Others demanded the senator work to find common ground with fellow lawmakers on the issue to help end the turmoil over the national health care policy that is threatening to further reduce the number of insurers offering coverage, and likely prompting double-digit premium increases for most rate payers in the coming year.
Those who tolerated the stuffy heat of the gym until near the end of the line of questioners were touched to hear an 8-year-old named Kenneth innocently step to the microphone and ask, "How are you going to make America kind again?"
That gave the lawmaker a chance to recall a conversation he had with his own 8-year-old recently, who posed a similar and equally perplexing query.
"I think the thing to do is just be really nice," Sen Murphy said. "Live life in a way that makes people happy."

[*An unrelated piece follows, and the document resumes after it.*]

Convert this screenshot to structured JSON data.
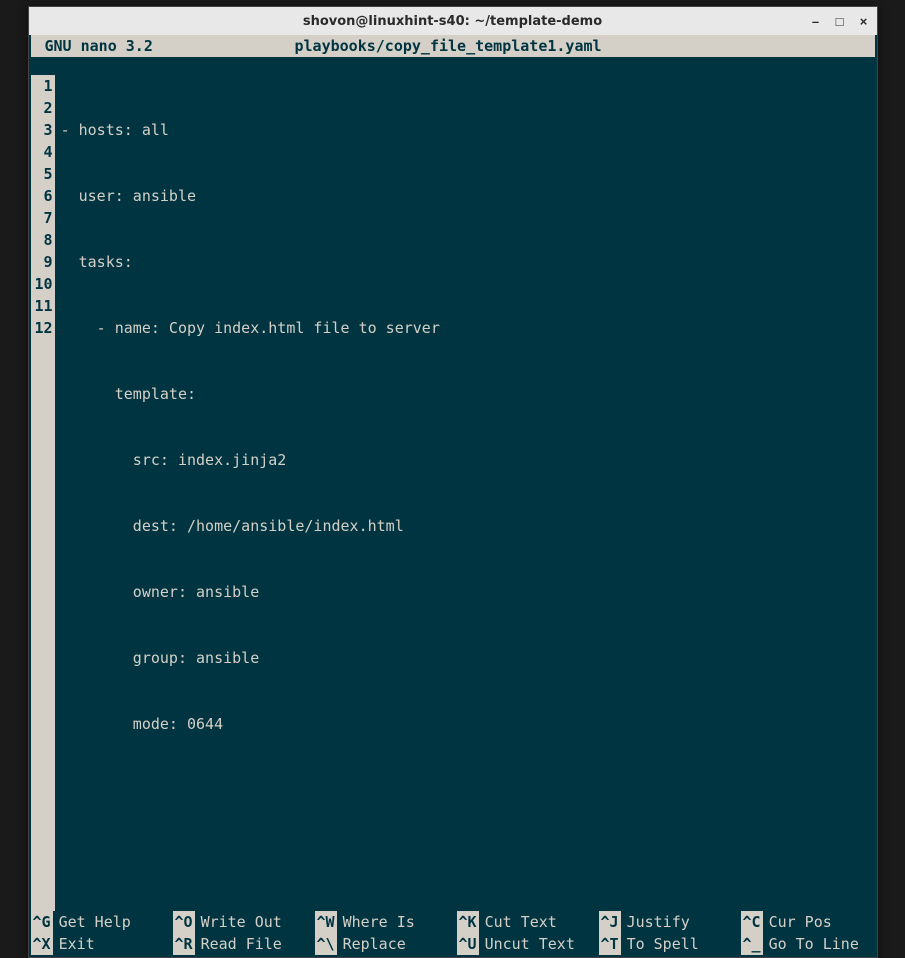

One visitor came to bring the safety issues of motorcyclists and other two-wheel riders to the senator's attention, while another asked about relief from the high cost of higher education.
"I'm one of the only senators still paying back student loans," the senator chided, before launching into a number of ideas he had to try and improve the quality, while reducing both the cost and longevity, of college educations.
Another asked to hear the senator's thoughts on Education Secretary Betsy DeVos. Sen Murphy acknowledged thatÃÂ prior to her appointment, Ms DeVos's family made millions investing in for-profit educational institutions, and concluded saying, "Hedge funds should not be running charter schools," which drew a strong round of applause.
A Newtown resident also asked what more could be done to protect her "undocumented friends and neighbors." Sen Murphy admitted that the current posturing in Washington and across the country regarding immigrants and those striving to become citizens justified a wholesale change to the way the US handles the process.
"It's time to rewrite our immigration laws," he said.
Another familiar constituent of the senator's from Southbury came pleading for help to get her adopted grandson released from an immigration hold in China, while another asked what more the senator could do to help his doubting colleagues understand the dire implications of global warming.
A student from Redding asked how she could become more civilly engaged, to which Sen Murphy replied, "You already are, by being here."
"Don't let people tell you that you need to pay your dues," he said. "Shove your foot in the door and don't take it away until you're heard."
Another Southbury resident asked if the senator was ready to request the House Ways and Means Committee explore impeaching the president, which drew an extended ovation. Sen Murphy responded saying that while he "heard the applause," he believed that the governmental checks designed to keep a sitting president from accruing too much autonomy were working, while acknowledging that the president's frequent actions "feel like a gut punch every day."
And he assured that if the special prosecutor assigned to investigate possible collusion between the Donald Trump's presidential campaign and the Russian government developed hard evidence affirming it occurred, "we'll be having a different conversation."